Соблазнить. Это слово слетело с его губ с шипением. Гермиона всегда считала, что соблазнение — это что-то намеренно дразнящее, романтическое, что-то вроде коктейльных платьев и гладких прямых волос, а не шквал порнографических фантазий, используемых для того, чтобы он не узнал о уровне ее мстительности.

Но, возможно, таким было своего рода соблазнение Северуса Снейпа. Нечто опасное, находящееся на расстоянии вытянутой руки и ждущее, когда он возьмет его. Но он не возьмет ее, если она его не подтолкнет.

— Так вот что я делаю? — спросила она. При других обстоятельствах это могло бы прозвучать кокетливо. Застенчиво. Может быть, даже очаровательно. Если бы они были в пабе, в клубе и пили пиво, все могло бы быть совсем по-другому. Она остановилась, чтобы хоть на мгновение взгрустнуть о той паре, которой они никогда не станут. Они никогда не будут смеяться в пабе, веселые, яркие и счастливые; у них будут только эти маленькие моменты, крошечные, отчаянные осколки, отколовшиеся от гнетущего облака окружающей их войны.
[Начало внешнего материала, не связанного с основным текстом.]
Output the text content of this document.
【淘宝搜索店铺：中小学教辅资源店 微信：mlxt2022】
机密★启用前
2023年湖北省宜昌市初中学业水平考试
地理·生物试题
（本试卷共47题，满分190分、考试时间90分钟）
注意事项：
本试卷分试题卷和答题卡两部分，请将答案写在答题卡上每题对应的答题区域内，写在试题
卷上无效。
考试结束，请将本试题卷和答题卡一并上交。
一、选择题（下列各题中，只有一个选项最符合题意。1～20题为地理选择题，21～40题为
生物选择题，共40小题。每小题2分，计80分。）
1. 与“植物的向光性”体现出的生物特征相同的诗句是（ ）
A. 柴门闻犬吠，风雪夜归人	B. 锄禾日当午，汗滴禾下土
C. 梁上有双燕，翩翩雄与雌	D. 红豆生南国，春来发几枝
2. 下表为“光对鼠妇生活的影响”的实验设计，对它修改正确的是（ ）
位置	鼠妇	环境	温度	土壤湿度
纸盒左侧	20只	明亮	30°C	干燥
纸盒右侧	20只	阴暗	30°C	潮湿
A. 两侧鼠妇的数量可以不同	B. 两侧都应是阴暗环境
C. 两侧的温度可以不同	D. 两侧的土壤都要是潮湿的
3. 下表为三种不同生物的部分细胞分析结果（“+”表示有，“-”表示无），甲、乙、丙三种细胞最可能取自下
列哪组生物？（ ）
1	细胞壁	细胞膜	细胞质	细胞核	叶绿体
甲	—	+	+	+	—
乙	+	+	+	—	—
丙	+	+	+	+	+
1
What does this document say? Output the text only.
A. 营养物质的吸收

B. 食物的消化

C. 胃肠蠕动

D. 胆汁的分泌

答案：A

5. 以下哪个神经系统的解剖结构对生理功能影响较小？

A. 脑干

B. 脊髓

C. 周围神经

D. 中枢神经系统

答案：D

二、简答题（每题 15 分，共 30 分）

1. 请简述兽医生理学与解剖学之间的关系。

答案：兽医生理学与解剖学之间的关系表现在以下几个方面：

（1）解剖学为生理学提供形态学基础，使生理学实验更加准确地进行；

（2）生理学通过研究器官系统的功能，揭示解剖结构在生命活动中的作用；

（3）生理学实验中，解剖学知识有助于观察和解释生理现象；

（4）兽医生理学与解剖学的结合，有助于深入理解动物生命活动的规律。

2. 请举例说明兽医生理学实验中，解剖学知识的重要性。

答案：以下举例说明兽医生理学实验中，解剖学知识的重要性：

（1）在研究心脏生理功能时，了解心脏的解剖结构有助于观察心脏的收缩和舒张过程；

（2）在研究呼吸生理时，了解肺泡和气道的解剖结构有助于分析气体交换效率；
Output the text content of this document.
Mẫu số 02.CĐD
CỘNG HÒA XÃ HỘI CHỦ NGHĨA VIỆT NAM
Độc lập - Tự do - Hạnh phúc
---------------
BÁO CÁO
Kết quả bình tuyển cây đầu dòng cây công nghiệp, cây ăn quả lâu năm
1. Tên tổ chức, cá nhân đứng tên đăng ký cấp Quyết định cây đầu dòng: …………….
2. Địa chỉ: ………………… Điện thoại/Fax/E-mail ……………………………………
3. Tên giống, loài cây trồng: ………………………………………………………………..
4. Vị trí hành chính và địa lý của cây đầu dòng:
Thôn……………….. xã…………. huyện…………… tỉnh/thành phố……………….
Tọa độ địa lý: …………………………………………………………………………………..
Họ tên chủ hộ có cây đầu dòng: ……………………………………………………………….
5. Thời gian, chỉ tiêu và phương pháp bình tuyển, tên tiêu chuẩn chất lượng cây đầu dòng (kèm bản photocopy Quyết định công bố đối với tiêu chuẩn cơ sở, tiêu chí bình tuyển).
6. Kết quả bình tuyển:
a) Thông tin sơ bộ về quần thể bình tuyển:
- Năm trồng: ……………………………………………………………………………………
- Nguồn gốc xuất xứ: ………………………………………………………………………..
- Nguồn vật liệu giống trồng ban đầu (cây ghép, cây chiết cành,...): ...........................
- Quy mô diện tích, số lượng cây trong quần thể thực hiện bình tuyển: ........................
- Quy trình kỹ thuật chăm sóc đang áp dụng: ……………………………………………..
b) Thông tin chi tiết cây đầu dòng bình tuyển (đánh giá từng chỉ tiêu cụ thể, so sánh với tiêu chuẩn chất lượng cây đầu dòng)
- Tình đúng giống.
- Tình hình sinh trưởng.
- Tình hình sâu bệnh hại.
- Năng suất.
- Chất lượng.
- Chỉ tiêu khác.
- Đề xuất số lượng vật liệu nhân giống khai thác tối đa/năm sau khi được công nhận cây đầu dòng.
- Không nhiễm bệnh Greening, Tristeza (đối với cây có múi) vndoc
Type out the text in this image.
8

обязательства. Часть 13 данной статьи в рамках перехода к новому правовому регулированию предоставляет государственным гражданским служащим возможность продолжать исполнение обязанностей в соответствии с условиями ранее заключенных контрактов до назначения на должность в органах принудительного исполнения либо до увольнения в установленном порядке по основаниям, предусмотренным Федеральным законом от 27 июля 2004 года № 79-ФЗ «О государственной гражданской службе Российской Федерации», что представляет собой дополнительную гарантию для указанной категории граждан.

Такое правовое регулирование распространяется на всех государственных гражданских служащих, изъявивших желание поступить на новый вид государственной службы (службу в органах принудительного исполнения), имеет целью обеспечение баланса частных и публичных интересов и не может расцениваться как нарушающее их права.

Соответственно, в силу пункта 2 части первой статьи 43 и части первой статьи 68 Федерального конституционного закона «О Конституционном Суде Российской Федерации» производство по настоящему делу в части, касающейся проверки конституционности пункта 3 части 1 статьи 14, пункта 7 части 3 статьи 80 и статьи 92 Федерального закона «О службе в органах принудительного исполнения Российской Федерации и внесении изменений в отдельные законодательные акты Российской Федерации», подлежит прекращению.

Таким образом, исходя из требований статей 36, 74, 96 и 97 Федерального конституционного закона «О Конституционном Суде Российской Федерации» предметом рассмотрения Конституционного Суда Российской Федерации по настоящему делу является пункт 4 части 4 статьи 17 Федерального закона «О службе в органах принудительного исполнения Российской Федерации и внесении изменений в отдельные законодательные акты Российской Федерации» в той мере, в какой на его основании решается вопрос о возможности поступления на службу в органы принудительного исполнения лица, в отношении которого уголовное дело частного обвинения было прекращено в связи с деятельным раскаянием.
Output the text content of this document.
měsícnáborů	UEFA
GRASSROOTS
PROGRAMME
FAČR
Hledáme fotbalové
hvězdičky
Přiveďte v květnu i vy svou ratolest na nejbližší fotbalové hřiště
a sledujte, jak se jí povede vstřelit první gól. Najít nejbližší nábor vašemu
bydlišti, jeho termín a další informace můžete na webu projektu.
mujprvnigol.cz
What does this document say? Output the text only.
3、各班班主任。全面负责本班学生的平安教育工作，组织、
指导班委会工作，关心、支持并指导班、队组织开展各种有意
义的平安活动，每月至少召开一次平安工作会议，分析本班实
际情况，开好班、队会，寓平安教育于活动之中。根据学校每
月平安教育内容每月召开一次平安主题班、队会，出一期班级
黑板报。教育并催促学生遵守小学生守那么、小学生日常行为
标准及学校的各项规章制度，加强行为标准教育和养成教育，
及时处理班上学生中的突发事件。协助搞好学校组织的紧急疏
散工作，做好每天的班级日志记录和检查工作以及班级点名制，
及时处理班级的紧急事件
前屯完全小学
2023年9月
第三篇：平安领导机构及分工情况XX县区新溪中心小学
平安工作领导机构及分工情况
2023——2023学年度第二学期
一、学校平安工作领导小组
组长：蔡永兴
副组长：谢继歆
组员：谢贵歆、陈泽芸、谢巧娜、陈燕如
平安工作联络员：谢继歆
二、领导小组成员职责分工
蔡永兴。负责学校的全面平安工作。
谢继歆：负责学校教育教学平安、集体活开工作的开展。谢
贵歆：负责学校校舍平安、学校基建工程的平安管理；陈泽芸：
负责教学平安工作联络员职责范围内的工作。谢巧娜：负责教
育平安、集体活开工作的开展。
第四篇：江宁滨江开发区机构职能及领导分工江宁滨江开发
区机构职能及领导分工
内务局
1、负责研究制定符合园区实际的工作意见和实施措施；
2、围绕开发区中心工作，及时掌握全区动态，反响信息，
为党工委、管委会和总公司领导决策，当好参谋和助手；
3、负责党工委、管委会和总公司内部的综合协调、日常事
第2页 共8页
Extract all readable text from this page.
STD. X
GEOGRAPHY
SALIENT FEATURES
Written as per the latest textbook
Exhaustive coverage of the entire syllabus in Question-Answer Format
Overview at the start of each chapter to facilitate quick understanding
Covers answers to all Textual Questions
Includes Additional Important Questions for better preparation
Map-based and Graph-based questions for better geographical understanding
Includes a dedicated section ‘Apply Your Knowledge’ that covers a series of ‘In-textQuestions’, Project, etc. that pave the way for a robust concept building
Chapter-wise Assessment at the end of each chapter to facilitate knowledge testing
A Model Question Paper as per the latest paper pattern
— Либо это так, либо я очень плохо тебя понял, — язвительно заметил Северус. Если едкость в его тоне и была призвана снизить накал сексуального напряжения между ними, то это не сработало. Гермионе захотелось стереть оскал с его губ поцелуем.

— Я не думала, что мне придется соблазнять своего собственного мужа, — парировала она. — Насколько я помню, Министерство выразилось достаточно ясно: они будут проверять нас каждую неделю, чтобы убедиться, что мы трахаемся.

Тон его голоса стал глубже, увереннее, и Гермиона с содроганием поняла, что именно так Северус звучит, когда возбужден. Напряженно. Жестко контролируемо.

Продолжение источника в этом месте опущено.